The Equipment

The equipment: (Note to self: This page needs to be redone, I’ve updated what we’re using but I intend on explaining a bit more in a later revision – EDIT: I’m currently reworking this, bit by bit, no pun intended)

Source:

Japanese Mega Drive I, motherboard revision VA1 (discrete Yamaha YM2612)
A small mod has been done to correct the output stage, documented in this thread at Sega-16 forums, courtesy of Ace.

What it does, is swapping a couple of the mixing resistors in the pre-amp section (and, as a consequence, the capacitors to obtain the correct low-pass filter) to avoid distortion in loud sounds in some games.
The result is a Mega Drive which is capable of playing correctly all of the games ever released without distortion (yes, even Shadow of the Beast and other very loud tracks such as the Level Complete from Castlevania Bloodlines)

Mega Drive output circuit mod Mega Drive output circuit mod

This should have gotten us as close as possible to what we consider the “reference”, it being the original development machine used to produce and test Mega Drive games, audio-wise.

I’ve replaced the 3,5mm headphone jack with a higher quality 6,30mm one which gives better contact and is more stable.
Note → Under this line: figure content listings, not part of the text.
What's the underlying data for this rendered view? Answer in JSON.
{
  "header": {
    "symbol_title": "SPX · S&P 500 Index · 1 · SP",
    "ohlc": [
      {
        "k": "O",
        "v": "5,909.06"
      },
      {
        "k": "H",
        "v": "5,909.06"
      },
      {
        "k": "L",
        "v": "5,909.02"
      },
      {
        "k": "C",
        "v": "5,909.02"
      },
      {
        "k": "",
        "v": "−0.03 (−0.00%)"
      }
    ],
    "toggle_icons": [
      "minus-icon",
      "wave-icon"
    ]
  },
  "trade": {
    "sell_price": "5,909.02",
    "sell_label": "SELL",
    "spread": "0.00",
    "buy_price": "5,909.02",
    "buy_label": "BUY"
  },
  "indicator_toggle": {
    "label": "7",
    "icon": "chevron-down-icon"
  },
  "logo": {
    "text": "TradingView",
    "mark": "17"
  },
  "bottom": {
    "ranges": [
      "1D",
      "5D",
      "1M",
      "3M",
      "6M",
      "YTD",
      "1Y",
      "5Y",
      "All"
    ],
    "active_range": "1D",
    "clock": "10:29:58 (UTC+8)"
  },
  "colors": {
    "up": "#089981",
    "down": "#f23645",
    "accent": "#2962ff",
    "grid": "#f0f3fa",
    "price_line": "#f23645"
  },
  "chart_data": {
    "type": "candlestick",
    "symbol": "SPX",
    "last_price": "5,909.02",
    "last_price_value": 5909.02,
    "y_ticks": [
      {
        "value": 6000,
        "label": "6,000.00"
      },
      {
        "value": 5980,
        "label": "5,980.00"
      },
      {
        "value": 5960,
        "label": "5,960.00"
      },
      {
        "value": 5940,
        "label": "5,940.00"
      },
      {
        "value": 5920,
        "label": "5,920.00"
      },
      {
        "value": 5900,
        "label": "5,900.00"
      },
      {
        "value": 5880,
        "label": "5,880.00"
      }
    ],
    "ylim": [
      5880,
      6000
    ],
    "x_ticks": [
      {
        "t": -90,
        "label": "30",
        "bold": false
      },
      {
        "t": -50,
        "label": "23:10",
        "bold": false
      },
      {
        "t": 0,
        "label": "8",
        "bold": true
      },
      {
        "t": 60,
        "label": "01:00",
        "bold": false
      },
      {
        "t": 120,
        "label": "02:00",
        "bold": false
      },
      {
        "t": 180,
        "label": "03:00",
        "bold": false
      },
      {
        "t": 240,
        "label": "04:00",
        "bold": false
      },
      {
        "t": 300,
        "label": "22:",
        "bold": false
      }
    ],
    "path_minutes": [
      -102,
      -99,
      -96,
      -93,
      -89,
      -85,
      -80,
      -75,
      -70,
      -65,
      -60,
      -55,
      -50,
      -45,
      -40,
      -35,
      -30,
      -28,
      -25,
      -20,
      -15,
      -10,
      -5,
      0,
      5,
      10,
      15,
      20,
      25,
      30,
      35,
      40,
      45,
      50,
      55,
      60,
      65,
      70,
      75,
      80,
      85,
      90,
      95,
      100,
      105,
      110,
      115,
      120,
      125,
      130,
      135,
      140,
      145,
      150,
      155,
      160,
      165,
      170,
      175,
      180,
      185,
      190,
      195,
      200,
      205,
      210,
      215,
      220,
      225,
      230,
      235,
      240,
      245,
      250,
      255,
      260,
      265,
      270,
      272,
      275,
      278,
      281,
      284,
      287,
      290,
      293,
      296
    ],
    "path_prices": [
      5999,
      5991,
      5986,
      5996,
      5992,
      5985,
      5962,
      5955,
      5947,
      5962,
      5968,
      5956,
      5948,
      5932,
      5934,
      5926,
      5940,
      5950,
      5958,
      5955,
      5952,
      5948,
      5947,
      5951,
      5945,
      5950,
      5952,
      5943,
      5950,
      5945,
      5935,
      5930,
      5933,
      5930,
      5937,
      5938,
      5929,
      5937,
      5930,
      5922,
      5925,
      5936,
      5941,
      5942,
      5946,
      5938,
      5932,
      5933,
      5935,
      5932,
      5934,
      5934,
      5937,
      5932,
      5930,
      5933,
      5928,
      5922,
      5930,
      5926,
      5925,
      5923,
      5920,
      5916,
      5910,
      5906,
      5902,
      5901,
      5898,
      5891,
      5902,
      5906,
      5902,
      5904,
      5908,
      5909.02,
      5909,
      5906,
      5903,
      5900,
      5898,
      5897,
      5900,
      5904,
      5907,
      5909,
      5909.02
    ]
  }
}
Power supplied by a stabilized power supply working at 12V, 5A. It has excellent ripple values and it outputs lots of clean power.

Recording interface:

Mega Drive’s headphone output (volume maxed when possible) to Motu 828 mkII‘s line inputs slaved to a Yamaha Steinberg MR816X which acts as master clock, through professional, 75Ω rated BNC Canare Cables.

Cabling:

Custom cabling with low capacitance and resistance cables, from Sommercable and connectors by Amphenol.

Recording machine:

Mac Pro 2011, dual X5690 Xeon, 12 cores, 24 threads, 48GB RAM, Radeon RX580 8GB, 1TB NVMe Samsung 970 EVO Plus running macOS High Sierra 10.13.6.

Software used:

Modified Deadfish Shitware VGM_Player to playback VGMs (courtesy of project2612.org)

We record with Adobe Audition and edit with Audacity.

We record at 96 Khz 24 bit and then we downsample it to other more common formats so everyone can enjoy our releases.
This is done through a proprietary bash script known as “The Megascript” which uses several softwares to accomplish the downsampling with the highest quality possible.
This script first puts the album art inside the original HD FLAC, then calls SoX to let him downsample the tracks to CD quality and puts again the album art into these files as we lose the album art information through the various conversions. Then it cals ffmpeg and its LAME libraries to convert to MP3 and finally eyeD3 to add the album art to the MP3s too.
The second big part of this script takes the MP3s and an image and makes the Youtube videos you can see in our channel, all automatized thanks again to ffmpeg.
All this is accomplished through a simple, single click.

Monitoring:

The monitoring process and quality check is done through both an AKG K601 Reference headphone and a pair of Yamaha MSP7 Studio monitors.

Additional notes:

We record completely “headless”, meaning that the Mega Drive is not connected to any TV/Monitor as these add interferences and noises due to the inverter they have in them.

We do initial checks to see what’s going on in the VGM playback software through a USB Video Capture dongle to make sure everything is good.